3/11/2012

ABC

"ABC

Pegou a faca e começou a desenhar a letra A em seu braço. Foram três cortes firmes e demorados. Ao ver sua obra terminada, ficou feliz. Como há muito tempo não ficava. Tão feliz que nem sequer ligava para a dor. Na noite seguinte, desenhou um B, de forma ainda mais perfeita e demorada. E assim continuou, uma letra por noite, usando seus braços e pernas como quadro para seu alfabeto escarlate. O inverno facilitava a missão de esconder dos outros, idiotas, as belas e meticulosas marcas.
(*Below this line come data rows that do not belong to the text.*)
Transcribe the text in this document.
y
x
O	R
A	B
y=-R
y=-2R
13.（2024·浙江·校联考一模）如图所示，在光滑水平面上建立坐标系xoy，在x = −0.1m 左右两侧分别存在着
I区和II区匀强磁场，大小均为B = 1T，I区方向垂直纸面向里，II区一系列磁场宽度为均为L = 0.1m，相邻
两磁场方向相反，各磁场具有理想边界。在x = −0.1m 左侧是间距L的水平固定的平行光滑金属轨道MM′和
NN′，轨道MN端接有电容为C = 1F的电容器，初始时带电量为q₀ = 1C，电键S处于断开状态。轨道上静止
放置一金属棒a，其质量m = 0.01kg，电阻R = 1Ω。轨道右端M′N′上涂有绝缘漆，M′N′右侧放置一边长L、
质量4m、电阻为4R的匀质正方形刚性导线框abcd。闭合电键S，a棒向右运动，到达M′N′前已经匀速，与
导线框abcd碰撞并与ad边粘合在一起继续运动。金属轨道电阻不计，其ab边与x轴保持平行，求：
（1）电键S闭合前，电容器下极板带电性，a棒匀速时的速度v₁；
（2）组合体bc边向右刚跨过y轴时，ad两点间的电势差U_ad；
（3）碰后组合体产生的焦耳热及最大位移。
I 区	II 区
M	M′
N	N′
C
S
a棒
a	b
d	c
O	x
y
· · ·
Ah, se tivesse começado mais cedo, quando ainda tinha chance de usar aquela sensacional descoberta para mudar seu destino. A verdade é que, para ela, a vida já estava perdida. E ela sabia. Decidiu, então, compartilhar o abecedário com sua irmã e seus colegas de classe, as pessoas que ela acreditava merecerem ter um futuro brilhante. Numa manhã de terça-feira, invadiu a sala de aula, nocauteou a professora, trancou a porta e iniciou seu imprescindível trabalho. Uma a uma, as nove crianças tiveram as 26 letras desenhadas em seus corpos. Sim, agora elas sabiam. Agora, elas poderiam crescer. Agora, eram completas, como ela jamais pôde ser. Depois de terminar o Z na sola do pé de sua irmã, pegou a faca e golpeou repetidamente a própria barriga. Sua vida, sem dúvida, merecia um perfeito e imaculado ponto final."

1 comment:

Kacius said...

Que isso?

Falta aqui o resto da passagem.